The conventions of a kidnapping thriller are given particularly cruel life by a great cast and tight direction in this nerve wracking film from New Zealand, which begins with the innocuous pleasure of a family of four spending their day together on a picnic. Having stopped for a meal by a lake, they are approached by two threatening strangers who immediately turn their world upside down, and within minutes there are kidnap victims being driven by the bad guys to a destination that the captives are not aware of.
What seemed at first a random targeting of these people, however, turns out to be something more specific and intentional when main villain Daniel Gillies starts asking family patriarch Erik Thomson about his past, getting him to talk about a history tinged with dark secrets from before he began his teaching career, when he worked at a boys’ reformatory that specialized in abusing its residents.
The road they travel stretches out and things do not improve as the vehicle makes its way to its final destination, where we find ourselves wondering if what we have been watching is actually not a revenge thriller told from the opposite point of view.
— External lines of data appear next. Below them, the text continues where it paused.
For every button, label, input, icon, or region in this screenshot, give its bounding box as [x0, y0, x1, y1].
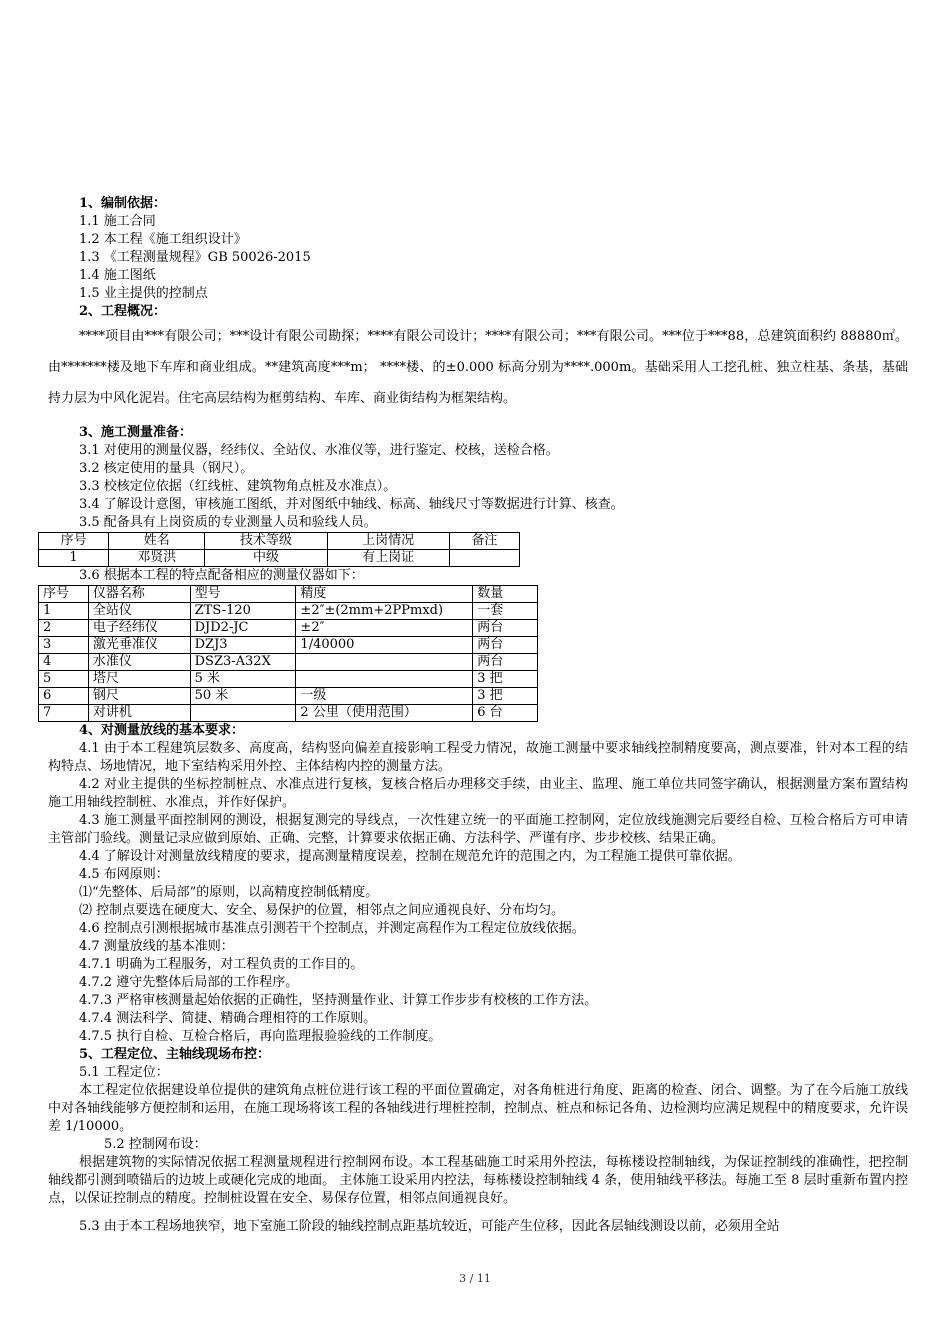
table-cell: 塔尺 — [88, 671, 190, 688]
table-cell — [449, 550, 519, 567]
list-item: 4.5 布网原则： — [79, 867, 169, 882]
table-cell: 1 — [39, 550, 109, 567]
list-item: 4.7.1 明确为工程服务，对工程负责的工作目的。 — [79, 957, 364, 972]
paragraph: 根据建筑物的实际情况依据工程测量规程进行控制网布设。本工程基础施工时采用外控法，每栋楼设控制轴线，为保证控制线的准确性，把控制轴线都引测到喷锚后的边坡上或硬化完成的地面。 主体施工设采用内控法，每栋楼设控制轴线 4 条，使用轴线平移法。每施工至 8 层时重新布置内控点，以保证控制点的精度。控制桩设置在安全、易保存位置，相邻点间通视良好。 — [48, 1155, 908, 1206]
table-cell: 3 — [39, 637, 89, 654]
staff-table — [38, 532, 520, 567]
paragraph: 4.4 了解设计对测量放线精度的要求，提高测量精度误差，控制在规范允许的范围之内，为工程施工提供可靠依据。 — [79, 849, 741, 864]
list-item: 4.7.4 测法科学、简捷、精确合理相符的工作原则。 — [79, 1011, 377, 1026]
list-item: 4.7.2 遵守先整体后局部的工作程序。 — [79, 975, 299, 990]
list-item: 3.1 对使用的测量仪器，经纬仪、全站仪、水准仪等，进行鉴定、校核，送检合格。 — [79, 443, 559, 458]
table-cell: 4 — [39, 654, 89, 671]
list-item: 4.7.3 严格审核测量起始依据的正确性，坚持测量作业、计算工作步步有校核的工作方法。 — [79, 993, 598, 1008]
table-cell: ±2″ — [296, 620, 473, 637]
list-item: 3.2 核定使用的量具（钢尺）。 — [79, 461, 254, 476]
list-item: 4.7 测量放线的基本准则： — [79, 939, 234, 954]
list-item: 4.7.5 执行自检、互检合格后，再向监理报验验线的工作制度。 — [79, 1029, 442, 1044]
table-cell: 一级 — [296, 688, 473, 705]
table-cell: 对讲机 — [88, 705, 190, 722]
table-cell: 7 — [39, 705, 89, 722]
subsection-title: 5.1 工程定位： — [79, 1065, 169, 1080]
list-item: 3.4 了解设计意图，审核施工图纸，并对图纸中轴线、标高、轴线尺寸等数据进行计算、核查。 — [79, 497, 624, 512]
table-row — [39, 705, 538, 722]
project-overview-paragraph: ****项目由***有限公司；***设计有限公司勘探；****有限公司设计；****有限公司；***有限公司。***位于***88，总建筑面积约 88880㎡。由*******楼及地下车库和商业组成。**建筑高度***m； ****楼、的±0.000 标高分别为****.000m。基础采用人工挖孔桩、独立柱基、条基，基础持力层为中风化泥岩。住宅高层结构为框剪结构、车库、商业街结构为框架结构。 — [48, 329, 908, 406]
list-item: 1.1 施工合同 — [79, 214, 156, 229]
list-item: 3.5 配备具有上岗资质的专业测量人员和验线人员。 — [79, 515, 377, 530]
table-cell: 全站仪 — [88, 603, 190, 620]
paragraph: 4.2 对业主提供的坐标控制桩点、水准点进行复核，复核合格后办理移交手续，由业主、监理、施工单位共同签字确认，根据测量方案布置结构施工用轴线控制桩、水准点，并作好保护。 — [48, 777, 908, 810]
table-cell: 电子经纬仪 — [88, 620, 190, 637]
table-header-row — [39, 533, 520, 550]
paragraph: 4.3 施工测量平面控制网的测设，根据复测完的导线点，一次性建立统一的平面施工控制网，定位放线施测完后要经自检、互检合格后方可申请主管部门验线。测量记录应做到原始、正确、完整，计算要求依据正确、方法科学、严谨有序、步步校核、结果正确。 — [48, 813, 908, 846]
table-header-cell: 仪器名称 — [88, 586, 190, 603]
paragraph: 4.1 由于本工程建筑层数多、高度高，结构竖向偏差直接影响工程受力情况，故施工测量中要求轴线控制精度要高，测点要准，针对本工程的结构特点、场地情况，地下室结构采用外控、主体结构内控的测量方法。 — [48, 741, 908, 774]
table-cell: 3 把 — [473, 671, 538, 688]
table-header-cell: 数量 — [473, 586, 538, 603]
table-cell: 有上岗证 — [327, 550, 449, 567]
table-header-cell: 序号 — [39, 586, 89, 603]
paragraph: 本工程定位依据建设单位提供的建筑角点桩位进行该工程的平面位置确定，对各角桩进行角度、距离的检查、闭合、调整。为了在今后施工放线中对各轴线能够方便控制和运用，在施工现场将该工程的各轴线进行埋桩控制，控制点、桩点和标记各角、边检测均应满足规程中的精度要求，允许误差 1/10000。 — [48, 1083, 908, 1134]
table-cell: 两台 — [473, 637, 538, 654]
list-item: 4.6 控制点引测根据城市基准点引测若干个控制点，并测定高程作为工程定位放线依据。 — [79, 921, 585, 936]
table-header-cell: 序号 — [39, 533, 109, 550]
table-header-cell: 型号 — [190, 586, 296, 603]
section-4-title: 4、对测量放线的基本要求： — [79, 723, 245, 738]
table-row — [39, 620, 538, 637]
list-item: 1.2 本工程《施工组织设计》 — [79, 232, 247, 247]
table-cell: 6 — [39, 688, 89, 705]
paragraph: 5.3 由于本工程场地狭窄，地下室施工阶段的轴线控制点距基坑较近，可能产生位移，因此各层轴线测设以前，必须用全站 — [79, 1219, 780, 1234]
equipment-intro: 3.6 根据本工程的特点配备相应的测量仪器如下： — [79, 568, 364, 583]
subsection-title: 5.2 控制网布设： — [104, 1137, 207, 1152]
table-cell: 5 米 — [190, 671, 296, 688]
table-row — [39, 671, 538, 688]
table-cell: DJD2-JC — [190, 620, 296, 637]
table-cell: 50 米 — [190, 688, 296, 705]
list-item: 3.3 校核定位依据（红线桩、建筑物角点桩及水准点）。 — [79, 479, 397, 494]
table-cell: 邓贤洪 — [109, 550, 205, 567]
table-row — [39, 654, 538, 671]
section-1-title: 1、编制依据： — [79, 196, 167, 211]
table-header-cell: 上岗情况 — [327, 533, 449, 550]
table-cell: 2 公里（使用范围） — [296, 705, 473, 722]
section-5-title: 5、工程定位、主轴线现场布控： — [79, 1047, 271, 1062]
table-cell — [296, 654, 473, 671]
table-row — [39, 637, 538, 654]
table-cell: 一套 — [473, 603, 538, 620]
table-cell: 2 — [39, 620, 89, 637]
table-header-row — [39, 586, 538, 603]
list-item: ⑵ 控制点要选在硬度大、安全、易保护的位置，相邻点之间应通视良好、分布均匀。 — [79, 903, 565, 918]
table-cell: 6 台 — [473, 705, 538, 722]
table-header-cell: 备注 — [449, 533, 519, 550]
table-cell: DZJ3 — [190, 637, 296, 654]
list-item: 1.3 《工程测量规程》GB 50026-2015 — [79, 250, 311, 265]
table-cell: 钢尺 — [88, 688, 190, 705]
list-item: ⑴“先整体、后局部”的原则，以高精度控制低精度。 — [79, 885, 379, 900]
table-cell: 1/40000 — [296, 637, 473, 654]
table-cell: 激光垂准仪 — [88, 637, 190, 654]
section-3-title: 3、施工测量准备： — [79, 425, 193, 440]
table-cell: 两台 — [473, 654, 538, 671]
table-cell: 两台 — [473, 620, 538, 637]
table-cell: ZTS-120 — [190, 603, 296, 620]
page-number: 3 / 11 — [459, 1272, 491, 1285]
table-row — [39, 688, 538, 705]
table-cell: 水准仪 — [88, 654, 190, 671]
table-cell: 1 — [39, 603, 89, 620]
table-header-cell: 技术等级 — [205, 533, 327, 550]
list-item: 1.4 施工图纸 — [79, 268, 156, 283]
section-2-title: 2、工程概况： — [79, 304, 167, 319]
table-cell: 中级 — [205, 550, 327, 567]
equipment-table — [38, 585, 538, 722]
table-header-cell: 精度 — [296, 586, 473, 603]
table-cell: ±2″±(2mm+2PPmxd) — [296, 603, 473, 620]
table-cell: DSZ3-A32X — [190, 654, 296, 671]
table-cell — [296, 671, 473, 688]
table-row — [39, 603, 538, 620]
list-item: 1.5 业主提供的控制点 — [79, 286, 208, 301]
document-page — [43, 195, 908, 1236]
table-cell — [190, 705, 296, 722]
table-row — [39, 550, 520, 567]
table-cell: 3 把 — [473, 688, 538, 705]
table-header-cell: 姓名 — [109, 533, 205, 550]
table-cell: 5 — [39, 671, 89, 688]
The bad guys are doing terrible things to characters who were set up for us as the innocent victims of their mayhem, but what if we knew their experiences first, maybe we would also be invested in their evening the score?
Played out on a corkscrew of a plot, this film inspires more than its fair share of philosophical quandaries that only make the trauma of its relentless violence that much harder to bear, taking the audience on a thrilling, entertaining ride while making ample room for a treatise on the wisdom of vengeance and the reality of a country’s checkered (and though it’s not exclusively stated, colonial) history.